79 yo, he taught me and my brother how to hunt very well. Then he never really cared about going hunting anything for 30+ years. He's been a hell of a fisherman though, fly Montana, Wyoming etc. Bass and salt water here in N.C.; 8 years ago his casting shoulder was worn out from fly fishing and he got back into deer hunting w a passion. This was his second turkey hunt this year and his 4th turkey hunt ever.
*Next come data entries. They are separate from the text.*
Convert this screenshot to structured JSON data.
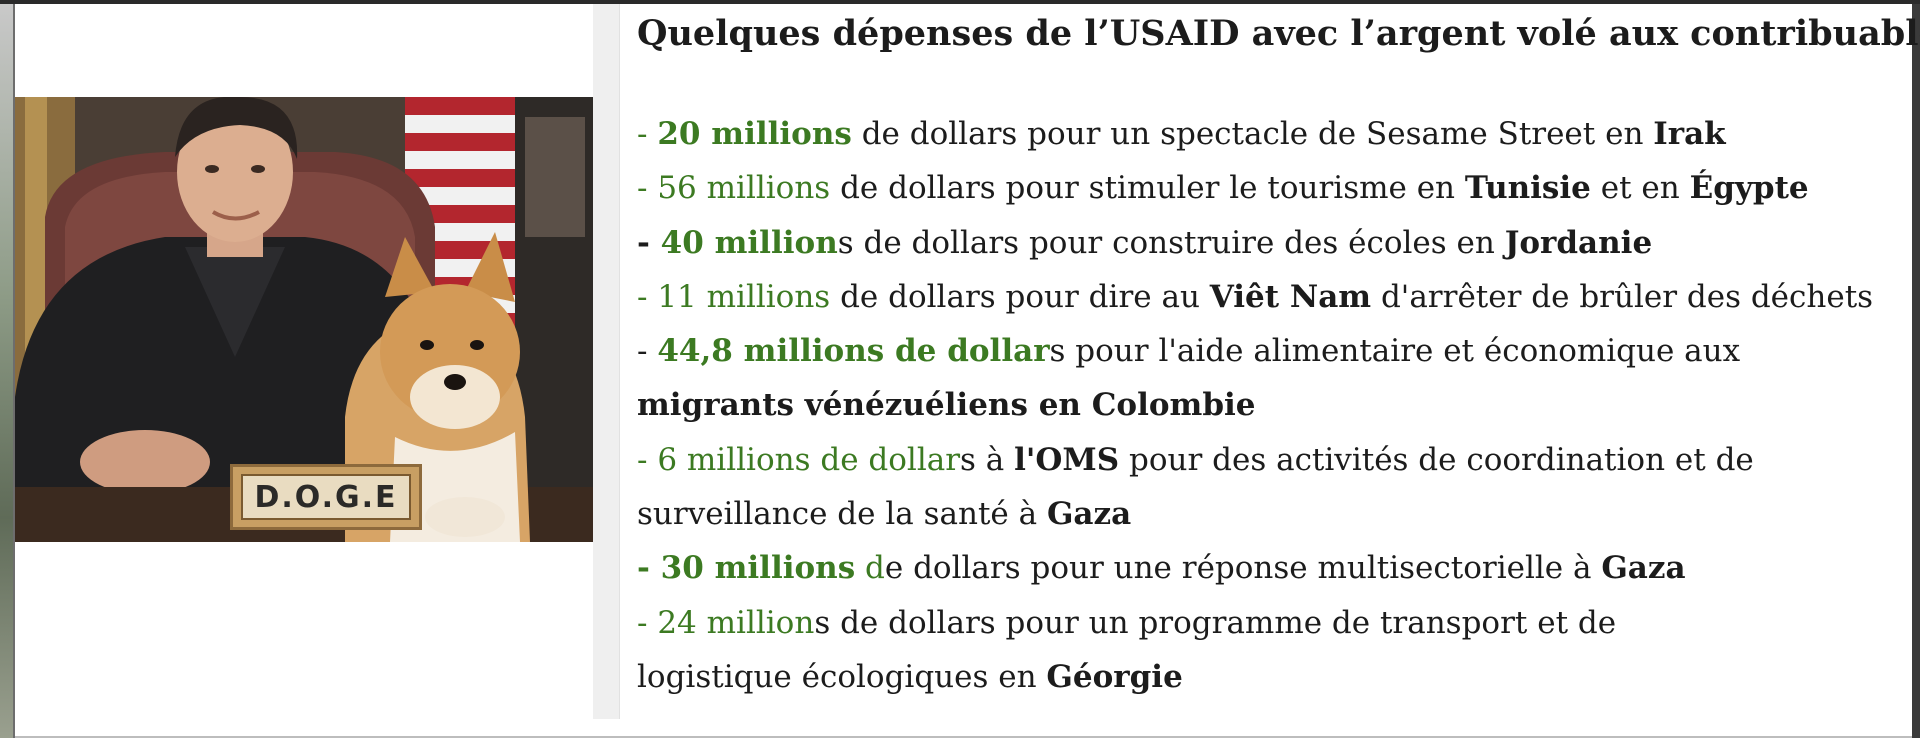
{
  "headline": "Quelques dépenses de l’USAID avec l’argent volé aux contribuables:",
  "photo": {
    "nameplate": "D.O.G.E"
  },
  "lines": [
    [
      {
        "t": "- ",
        "s": "g"
      },
      {
        "t": "20 millions",
        "s": "gb"
      },
      {
        "t": " de dollars pour un spectacle de Sesame Street en ",
        "s": ""
      },
      {
        "t": "Irak",
        "s": "b"
      }
    ],
    [
      {
        "t": "- 56 millions",
        "s": "g"
      },
      {
        "t": " de dollars pour stimuler le tourisme en ",
        "s": ""
      },
      {
        "t": "Tunisie",
        "s": "b"
      },
      {
        "t": " et en ",
        "s": ""
      },
      {
        "t": "Égypte",
        "s": "b"
      }
    ],
    [
      {
        "t": "- ",
        "s": "b"
      },
      {
        "t": "40 million",
        "s": "gb"
      },
      {
        "t": "s de dollars pour construire des écoles en ",
        "s": ""
      },
      {
        "t": "Jordanie",
        "s": "b"
      }
    ],
    [
      {
        "t": "- 11 millions",
        "s": "g"
      },
      {
        "t": " de dollars pour dire au ",
        "s": ""
      },
      {
        "t": "Viêt Nam",
        "s": "b"
      },
      {
        "t": " d'arrêter de brûler des déchets",
        "s": ""
      }
    ],
    [
      {
        "t": "- ",
        "s": ""
      },
      {
        "t": "44,8 millions de dollar",
        "s": "gb"
      },
      {
        "t": "s pour l'aide alimentaire et économique aux",
        "s": ""
      }
    ],
    [
      {
        "t": "migrants vénézuéliens en Colombie",
        "s": "b"
      }
    ],
    [
      {
        "t": "- 6 millions de dollar",
        "s": "g"
      },
      {
        "t": "s à ",
        "s": ""
      },
      {
        "t": "l'OMS",
        "s": "b"
      },
      {
        "t": " pour des activités de coordination et de",
        "s": ""
      }
    ],
    [
      {
        "t": "surveillance de la santé à ",
        "s": ""
      },
      {
        "t": "Gaza",
        "s": "b"
      }
    ],
    [
      {
        "t": "- 30 millions",
        "s": "gb"
      },
      {
        "t": " d",
        "s": "g"
      },
      {
        "t": "e dollars pour une réponse multisectorielle à ",
        "s": ""
      },
      {
        "t": "Gaza",
        "s": "b"
      }
    ],
    [
      {
        "t": "- 24 million",
        "s": "g"
      },
      {
        "t": "s de dollars pour un programme de transport et de",
        "s": ""
      }
    ],
    [
      {
        "t": "logistique écologiques en ",
        "s": ""
      },
      {
        "t": "Géorgie",
        "s": "b"
      }
    ]
  ]
}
He also grew his first EVER beard late last year .....


----------



## lfnh (Apr 19, 2018)

Looks like nice ground there.
Bringing them in on a lid was always a challenge. 
Glad to see you are enjoying the moment.


----------



## stillhunter (Apr 29, 2018)

I did not bring a gun on this hunt, It was all up to him. I called one in that was silent the whole time, while another about 300 yrds away was answering almost every call I made for an hour and a half. The sneaker snuck up in the brush and we did not see him until he ran past us @ 25 yrds after dad sneezed. 20 mins. later the other bird came running into our setup/decoys and dad wacked him before he came to a stop. 21lbs, 10" beard, 1" spurs.


----------



## stillhunter (May 24, 2018)

My scratch fan mount.....he loves it!


----------